FIRST it was a row over the Union Jack flag that sparked a fall out among Belfast city fathers and weeks of street protests and public disorder.
Now a motion proposing the City Hall be lit up on the Queen’s birthday has been knocked back after the Alliance Pary abstained on the vote.
Belfast City Hall will be illuminated to mark special events including St Patrick’s Day and the Twelfth of July.
The city council agreed that six times a year, a special system will be used to show the building in a different – and colourful – light.
But on Monday evening DUP councillors put forward a motion for the lights to also shine on the Queen’s birthday and Remembrance Day.
The proposal failed after the Alliance Party abstained from voting.
Máire Hendron, the party’s leader in the council said she was “disappointed” at the controversy.
“I think it was a very silly ploy. The DUP are very concerned about the process being applied when it suits them,” said Cllr Hendron.
The Alliance leader on the council said hat because the motion had not gone through equality screening, her party could not vote for it.
“If it’s passed by equality screening and comes back to the council we will have no problem voting for the proposals,” she said.
Mrs Hendron also criticised the DUP for raising the motion, and said the public “have every reason to be disgusted”.
“They did not apply the process in this case and therefore we could not have agreed with it,” she added.
But DUP cllr Christopher Stalford described Maire Hendron’s refusal to back the motion as a “smokescreen to disguise the Alliance party’s anti-unionist position”.
“It’s likely that it will take at least six months for that to go through the council’s committee procedures again,” he said.
“I think it’s regrettable the Alliance party had an opportunity, after their disgraceful decision to remove the flag from city hall, to actually reach out to the unionist community
“The truth of the matter is that Maire Hendron and her colleagues have given the unionist community a massive two fingers.”
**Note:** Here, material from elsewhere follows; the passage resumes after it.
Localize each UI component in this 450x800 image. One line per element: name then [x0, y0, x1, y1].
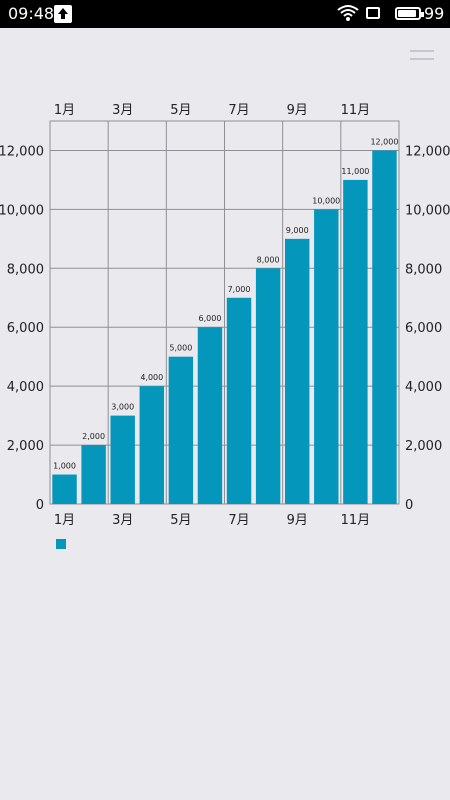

The illumination has been made possible by European funding, and it will bring Belfast into line with other cities which also employ the lighting system.
Sinn Féin leader on the council Jim McVeigh said it will be used to celebrate events in the city, and party politics should not have been brought into the decision.
“After 12 weeks of mayhem around the flag dispute, I think the last thing we need to do is light the city hall up green white and gold, or red white and blue,” he said.
“We are happy to see the city hall lit up orange on the Twelfth of July – that’s quite unusual for republicans – but we are also happy to see it being lit up on other festival occasions.
“It’s unfortunate that other people have tried to politicise this issue when it should be a fun opportunity to support the festivals we have in this city,” added Cllr McVeigh.